I want to show that for a unit norm weight $h > 0$ in $L^1$ with $\lVert h \rVert_1 = 1$ and a function $f \in L^{\infty}$ both defined on $\mathbb{R}^n$ that:
$$\Bigl(\int_{\mathbb{R}^n} |f|^p h\Bigl)^{1/p} \to \lVert f \rVert_{\infty} \ \text{as } p \to \infty$$
I thought of using Hölder's inequality with $q=1$ and $p=\infty$, but I have never done so with a weighted-norm.
Expanding on Jochen's comment, the key insight is that if $\lambda$ is the Lebesgue measure and $h > 0$ is in $L^1(\lambda)$, then the measure $\nu$, defined by $$ \nu(E) := \int_E h \ d\lambda$$ satisfies the following the properties:
Since $\lambda$ and $\nu$ have the same null sets, we have $$\|f \|_{L^\infty(\lambda)} = \| f \|_{L^\infty(\nu)}.$$ In particular, $f \in L^{\infty}(\lambda) \iff f \in L^{\infty}(\nu)$.
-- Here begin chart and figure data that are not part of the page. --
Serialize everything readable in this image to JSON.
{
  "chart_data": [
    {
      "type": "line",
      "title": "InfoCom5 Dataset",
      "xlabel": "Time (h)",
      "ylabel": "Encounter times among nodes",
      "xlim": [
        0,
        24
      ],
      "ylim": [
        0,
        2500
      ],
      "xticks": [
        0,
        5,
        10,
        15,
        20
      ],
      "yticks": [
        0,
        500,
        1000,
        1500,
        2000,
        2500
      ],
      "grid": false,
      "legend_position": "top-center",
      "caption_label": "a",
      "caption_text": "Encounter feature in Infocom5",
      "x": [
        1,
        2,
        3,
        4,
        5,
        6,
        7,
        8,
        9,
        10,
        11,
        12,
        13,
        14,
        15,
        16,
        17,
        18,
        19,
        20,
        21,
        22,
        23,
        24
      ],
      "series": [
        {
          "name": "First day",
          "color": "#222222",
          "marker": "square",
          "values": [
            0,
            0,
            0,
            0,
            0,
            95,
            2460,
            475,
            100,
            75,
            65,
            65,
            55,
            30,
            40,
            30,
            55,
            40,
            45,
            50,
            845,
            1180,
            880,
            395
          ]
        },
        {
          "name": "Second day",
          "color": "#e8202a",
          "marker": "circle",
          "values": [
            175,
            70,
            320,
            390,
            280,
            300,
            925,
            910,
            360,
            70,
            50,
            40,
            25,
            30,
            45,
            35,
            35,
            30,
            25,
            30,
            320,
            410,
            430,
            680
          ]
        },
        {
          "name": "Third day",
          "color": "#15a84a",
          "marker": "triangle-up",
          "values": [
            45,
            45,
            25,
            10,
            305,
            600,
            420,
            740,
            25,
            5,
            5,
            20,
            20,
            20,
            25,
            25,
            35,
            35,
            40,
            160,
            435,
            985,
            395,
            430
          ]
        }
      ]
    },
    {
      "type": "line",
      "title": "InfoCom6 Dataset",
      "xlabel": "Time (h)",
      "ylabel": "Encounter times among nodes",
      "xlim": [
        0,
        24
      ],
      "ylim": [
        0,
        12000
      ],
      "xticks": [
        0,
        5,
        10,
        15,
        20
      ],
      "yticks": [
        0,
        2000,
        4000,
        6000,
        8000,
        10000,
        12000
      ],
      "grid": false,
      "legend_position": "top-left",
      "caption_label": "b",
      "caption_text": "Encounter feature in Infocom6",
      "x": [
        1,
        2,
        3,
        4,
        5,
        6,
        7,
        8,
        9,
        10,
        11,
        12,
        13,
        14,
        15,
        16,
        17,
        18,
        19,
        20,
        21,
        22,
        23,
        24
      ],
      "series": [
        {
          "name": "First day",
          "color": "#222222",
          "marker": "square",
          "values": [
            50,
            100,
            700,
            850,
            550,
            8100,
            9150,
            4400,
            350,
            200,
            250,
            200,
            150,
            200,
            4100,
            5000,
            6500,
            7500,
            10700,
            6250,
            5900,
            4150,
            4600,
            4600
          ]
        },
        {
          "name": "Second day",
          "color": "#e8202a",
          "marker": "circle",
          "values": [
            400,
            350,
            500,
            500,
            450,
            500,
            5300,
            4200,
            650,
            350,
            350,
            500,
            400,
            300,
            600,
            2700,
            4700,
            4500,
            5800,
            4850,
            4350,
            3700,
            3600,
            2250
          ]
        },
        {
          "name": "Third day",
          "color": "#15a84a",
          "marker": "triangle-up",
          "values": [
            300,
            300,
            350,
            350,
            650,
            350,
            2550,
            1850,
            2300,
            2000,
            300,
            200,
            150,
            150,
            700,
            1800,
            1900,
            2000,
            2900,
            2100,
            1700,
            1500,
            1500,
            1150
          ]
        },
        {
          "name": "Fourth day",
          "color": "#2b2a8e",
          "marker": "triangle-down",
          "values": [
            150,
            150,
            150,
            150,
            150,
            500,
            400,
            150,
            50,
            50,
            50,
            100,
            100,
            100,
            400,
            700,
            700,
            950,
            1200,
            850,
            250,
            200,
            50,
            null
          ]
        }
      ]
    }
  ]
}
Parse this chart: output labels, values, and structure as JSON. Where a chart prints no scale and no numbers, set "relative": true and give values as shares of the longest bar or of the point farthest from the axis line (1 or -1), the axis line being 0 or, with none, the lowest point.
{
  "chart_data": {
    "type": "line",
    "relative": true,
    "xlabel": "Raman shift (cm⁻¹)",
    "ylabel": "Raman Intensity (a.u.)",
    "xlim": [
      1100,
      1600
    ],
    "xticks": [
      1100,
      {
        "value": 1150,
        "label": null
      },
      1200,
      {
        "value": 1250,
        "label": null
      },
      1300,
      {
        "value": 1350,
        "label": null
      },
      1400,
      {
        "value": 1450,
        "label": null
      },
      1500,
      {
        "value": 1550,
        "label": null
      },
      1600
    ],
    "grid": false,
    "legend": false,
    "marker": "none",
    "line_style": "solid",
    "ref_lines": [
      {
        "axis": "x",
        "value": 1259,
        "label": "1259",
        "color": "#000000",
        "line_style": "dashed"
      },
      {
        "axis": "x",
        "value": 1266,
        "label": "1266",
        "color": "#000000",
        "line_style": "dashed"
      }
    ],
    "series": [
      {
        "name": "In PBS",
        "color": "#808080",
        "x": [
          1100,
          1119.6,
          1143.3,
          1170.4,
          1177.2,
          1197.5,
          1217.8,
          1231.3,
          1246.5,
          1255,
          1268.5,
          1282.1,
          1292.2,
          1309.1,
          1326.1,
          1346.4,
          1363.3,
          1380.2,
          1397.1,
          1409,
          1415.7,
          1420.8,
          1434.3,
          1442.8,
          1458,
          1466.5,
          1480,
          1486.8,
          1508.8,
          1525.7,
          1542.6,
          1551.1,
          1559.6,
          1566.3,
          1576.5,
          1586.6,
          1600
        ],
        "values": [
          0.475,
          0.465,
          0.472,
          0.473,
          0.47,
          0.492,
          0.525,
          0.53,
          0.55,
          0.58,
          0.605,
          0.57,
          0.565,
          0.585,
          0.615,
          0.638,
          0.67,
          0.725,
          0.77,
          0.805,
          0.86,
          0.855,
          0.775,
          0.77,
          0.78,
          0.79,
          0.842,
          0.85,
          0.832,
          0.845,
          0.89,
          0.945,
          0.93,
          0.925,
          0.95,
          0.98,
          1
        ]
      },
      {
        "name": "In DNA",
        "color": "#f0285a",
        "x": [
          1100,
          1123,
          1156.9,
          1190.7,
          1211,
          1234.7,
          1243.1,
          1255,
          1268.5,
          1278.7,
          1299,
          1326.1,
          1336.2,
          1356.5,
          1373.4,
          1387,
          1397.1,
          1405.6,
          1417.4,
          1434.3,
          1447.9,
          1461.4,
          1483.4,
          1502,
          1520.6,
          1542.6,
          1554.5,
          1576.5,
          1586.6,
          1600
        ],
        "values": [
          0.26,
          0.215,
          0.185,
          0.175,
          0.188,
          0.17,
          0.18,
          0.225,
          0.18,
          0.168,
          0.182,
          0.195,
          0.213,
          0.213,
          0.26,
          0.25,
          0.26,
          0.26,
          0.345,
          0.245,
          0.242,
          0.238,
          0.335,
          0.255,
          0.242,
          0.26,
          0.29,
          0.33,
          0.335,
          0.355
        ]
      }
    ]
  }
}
Since $\nu$ is a finite measure, you can use this argument to show that $$ \lim_{p \to \infty} \| f \|_{L^p(\nu)} = \| f \|_{L^\infty(\nu)}.$$ for all $f \in L^{\infty}(\nu)$.
Now, $$\|f \|_{L^p(\nu)} = \left(\int_{\mathbb R} |f|^p h \ d\lambda\right)^{\frac 1 p},$$ by the definition of $\nu$.
Furthermore, we've already explained that any $f $ in $L^{\infty}(\lambda)$ is also in $L^{\infty}(\nu)$, and $\|f \|_{L^\infty(\nu)} = \| f \|_{L^\infty(\lambda)}$.
Thus $$ \lim_{p \to \infty} \left(\int_{\mathbb R} |f|^p h \ d\lambda\right)^{\frac 1 p} = \| f \|_{L^\infty(\lambda)}$$ for all $f \in L^\infty(\lambda)$.